このページは、ウィキペディア日本語版でのこのライセンス更新に関する情報を共有します。このライセンス更新に関する詳細かつ正確な情報は、meta:Licensing updateにあります。 もし不明な点があればこのページのノートなどで質問することが出来ます。よくある質問も合わせてご覧ください。

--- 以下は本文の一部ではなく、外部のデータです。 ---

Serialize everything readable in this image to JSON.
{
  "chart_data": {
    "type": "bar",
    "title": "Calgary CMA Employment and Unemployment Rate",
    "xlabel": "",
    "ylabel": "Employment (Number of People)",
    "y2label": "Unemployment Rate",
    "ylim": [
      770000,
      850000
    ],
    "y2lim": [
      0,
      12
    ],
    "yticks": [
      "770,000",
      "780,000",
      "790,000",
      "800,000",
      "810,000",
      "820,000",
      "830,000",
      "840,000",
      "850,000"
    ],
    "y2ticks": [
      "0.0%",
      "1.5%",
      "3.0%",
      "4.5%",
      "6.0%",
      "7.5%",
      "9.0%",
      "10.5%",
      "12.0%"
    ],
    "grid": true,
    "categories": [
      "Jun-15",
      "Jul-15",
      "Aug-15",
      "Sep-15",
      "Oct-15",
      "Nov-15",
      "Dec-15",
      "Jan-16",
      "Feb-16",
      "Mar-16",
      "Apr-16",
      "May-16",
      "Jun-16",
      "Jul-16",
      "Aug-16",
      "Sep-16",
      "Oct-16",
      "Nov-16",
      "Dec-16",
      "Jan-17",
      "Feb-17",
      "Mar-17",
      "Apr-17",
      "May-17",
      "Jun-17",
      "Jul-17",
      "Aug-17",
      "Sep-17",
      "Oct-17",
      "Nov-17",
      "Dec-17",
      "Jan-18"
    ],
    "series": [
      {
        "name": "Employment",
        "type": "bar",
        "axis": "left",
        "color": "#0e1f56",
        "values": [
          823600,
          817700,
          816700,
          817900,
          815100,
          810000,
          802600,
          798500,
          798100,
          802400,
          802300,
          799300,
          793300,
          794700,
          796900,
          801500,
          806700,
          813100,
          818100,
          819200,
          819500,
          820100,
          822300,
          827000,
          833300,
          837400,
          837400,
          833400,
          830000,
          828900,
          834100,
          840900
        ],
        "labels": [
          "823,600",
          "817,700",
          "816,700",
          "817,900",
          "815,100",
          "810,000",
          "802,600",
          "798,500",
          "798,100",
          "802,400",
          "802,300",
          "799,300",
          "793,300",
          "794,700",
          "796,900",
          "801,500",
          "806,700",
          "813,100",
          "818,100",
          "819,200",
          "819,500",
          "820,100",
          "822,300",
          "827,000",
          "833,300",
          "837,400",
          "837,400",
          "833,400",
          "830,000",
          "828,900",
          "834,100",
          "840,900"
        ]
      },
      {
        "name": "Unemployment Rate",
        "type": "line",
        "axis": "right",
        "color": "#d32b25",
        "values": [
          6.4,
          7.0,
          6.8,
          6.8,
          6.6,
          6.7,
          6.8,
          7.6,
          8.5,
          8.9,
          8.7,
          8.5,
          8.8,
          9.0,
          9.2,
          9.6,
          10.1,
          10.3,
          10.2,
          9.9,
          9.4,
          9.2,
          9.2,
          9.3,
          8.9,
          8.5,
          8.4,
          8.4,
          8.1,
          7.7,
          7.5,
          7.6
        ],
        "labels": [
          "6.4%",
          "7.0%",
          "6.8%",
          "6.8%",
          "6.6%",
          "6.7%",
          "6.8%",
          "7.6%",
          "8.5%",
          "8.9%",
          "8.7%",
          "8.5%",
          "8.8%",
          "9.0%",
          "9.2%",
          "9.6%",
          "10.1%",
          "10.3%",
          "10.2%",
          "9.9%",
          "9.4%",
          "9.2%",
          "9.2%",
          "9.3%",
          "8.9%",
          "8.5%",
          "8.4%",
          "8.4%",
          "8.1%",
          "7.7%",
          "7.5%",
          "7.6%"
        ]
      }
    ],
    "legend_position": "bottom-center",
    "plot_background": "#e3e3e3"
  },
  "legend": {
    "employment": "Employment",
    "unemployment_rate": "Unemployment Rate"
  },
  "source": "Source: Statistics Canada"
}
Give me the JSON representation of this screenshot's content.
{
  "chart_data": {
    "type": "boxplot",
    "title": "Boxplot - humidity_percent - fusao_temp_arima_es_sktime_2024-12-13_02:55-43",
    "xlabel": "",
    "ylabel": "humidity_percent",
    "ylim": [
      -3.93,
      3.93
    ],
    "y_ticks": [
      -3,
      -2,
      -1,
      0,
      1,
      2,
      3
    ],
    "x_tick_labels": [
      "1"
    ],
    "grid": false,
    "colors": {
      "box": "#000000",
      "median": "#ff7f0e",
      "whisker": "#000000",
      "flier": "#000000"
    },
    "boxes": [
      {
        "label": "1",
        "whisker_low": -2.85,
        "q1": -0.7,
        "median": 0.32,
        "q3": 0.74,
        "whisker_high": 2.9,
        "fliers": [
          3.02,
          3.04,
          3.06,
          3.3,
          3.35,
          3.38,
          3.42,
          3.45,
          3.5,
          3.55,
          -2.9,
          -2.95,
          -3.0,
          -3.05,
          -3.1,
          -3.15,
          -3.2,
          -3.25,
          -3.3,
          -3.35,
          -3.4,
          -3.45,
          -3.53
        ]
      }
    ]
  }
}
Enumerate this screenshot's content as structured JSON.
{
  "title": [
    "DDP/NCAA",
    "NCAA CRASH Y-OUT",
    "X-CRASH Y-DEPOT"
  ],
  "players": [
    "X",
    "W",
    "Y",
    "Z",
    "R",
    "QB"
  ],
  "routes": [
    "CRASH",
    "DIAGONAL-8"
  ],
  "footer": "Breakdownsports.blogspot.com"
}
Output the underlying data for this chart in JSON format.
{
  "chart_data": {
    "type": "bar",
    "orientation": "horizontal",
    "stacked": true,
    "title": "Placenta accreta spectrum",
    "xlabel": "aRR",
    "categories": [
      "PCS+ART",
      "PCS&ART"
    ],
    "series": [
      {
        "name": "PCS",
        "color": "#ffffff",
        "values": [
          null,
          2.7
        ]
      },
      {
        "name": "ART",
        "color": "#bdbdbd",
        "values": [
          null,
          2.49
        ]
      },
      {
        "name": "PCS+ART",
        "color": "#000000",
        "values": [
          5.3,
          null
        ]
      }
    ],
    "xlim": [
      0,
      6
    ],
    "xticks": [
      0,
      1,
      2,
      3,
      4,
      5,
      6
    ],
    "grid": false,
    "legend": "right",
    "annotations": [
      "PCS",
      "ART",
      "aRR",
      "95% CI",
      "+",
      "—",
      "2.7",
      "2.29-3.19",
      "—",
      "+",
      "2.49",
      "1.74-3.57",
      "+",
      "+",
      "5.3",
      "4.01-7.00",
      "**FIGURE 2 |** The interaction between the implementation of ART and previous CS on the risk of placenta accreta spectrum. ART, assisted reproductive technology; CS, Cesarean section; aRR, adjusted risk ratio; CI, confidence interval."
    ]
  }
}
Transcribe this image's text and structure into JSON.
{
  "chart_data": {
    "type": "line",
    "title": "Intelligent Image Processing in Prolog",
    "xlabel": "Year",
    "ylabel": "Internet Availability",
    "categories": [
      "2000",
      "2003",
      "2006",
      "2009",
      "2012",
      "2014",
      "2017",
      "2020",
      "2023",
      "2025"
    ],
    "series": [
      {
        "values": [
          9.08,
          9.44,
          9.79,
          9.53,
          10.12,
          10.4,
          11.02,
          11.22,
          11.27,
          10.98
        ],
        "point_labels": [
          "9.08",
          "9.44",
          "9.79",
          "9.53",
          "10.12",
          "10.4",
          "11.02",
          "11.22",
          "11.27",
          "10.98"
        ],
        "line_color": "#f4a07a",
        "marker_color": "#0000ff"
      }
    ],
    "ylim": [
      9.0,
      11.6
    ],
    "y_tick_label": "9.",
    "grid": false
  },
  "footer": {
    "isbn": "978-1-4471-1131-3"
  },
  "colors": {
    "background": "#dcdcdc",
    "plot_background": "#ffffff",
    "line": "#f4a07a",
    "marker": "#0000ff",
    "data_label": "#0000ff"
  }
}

なお、このライセンス更新に関連する作業を行なう人たちが円滑に作業を行なうためのウィキプロジェクト ライセンス更新が立ち上げられています。ライセンス更新に関する作業を行なってくれる方はこのプロジェクトへの参加も検討してみてください。

詳細

このライセンスの更新は、従来から利用されていたGNU Free Documentation License (GFDL) 1.2及びそれ以降のバージョンに加えて、Creative Commons Attribution-ShareAlike (CC-BY-SA) 3.0 Unportedでも利用可能にするというものです。言い換えれば、「GFDLのみ」から「CC-BY-SAとGFDLのデュアルライセンス」に変更となったということです。この2つのライセンスの詳細は、

を参照してください。

このライセンス更新は、具体的には

  1. 従来「GFDL 1.2およびそれ以降」でのみ利用可能であったコンテンツは、
    1. ライセンス更新基準を満たしていれば、CC-BY-SA 3.0 Unportedでも利用可能となる。
    2. 基準を満たしていないものは・・・(どうすべきか現在ノートで議論中です)
  2. 以降の投稿、編集等はすべてGFDLおよびCC-BY-SAのデュアルライセンスで提供される。これにより、
    1. CC-BY-SAのみで提供されるコンテンツの移入を受け入れる。
    2. GFDLのみで提供されるコンテンツの移入を禁止する。
  3. 新しく投稿されたものにCC-BY-SAのみで提供されているものが含まれている場合、それはGFDLで利用できない。

ということになります[1]

つまり、このライセンス更新は、CC-BY-SAへの移行ではありません。CC-BY-SAとともに、従来どおりのGFDLでの利用も可能で、つまり「GFDLとCC-BY-SAのデュアルライセンスで提供する」というものです。 また適用範囲はGFDLのみで提供されている全てのコンテンツになります。つまり、従来からGFDLのみで提供されてきた全てのテキストはもちろん、GFDLのみで提供されてきたファイルなども同時にCC-BY-SAで利用可能になるよう変更されます。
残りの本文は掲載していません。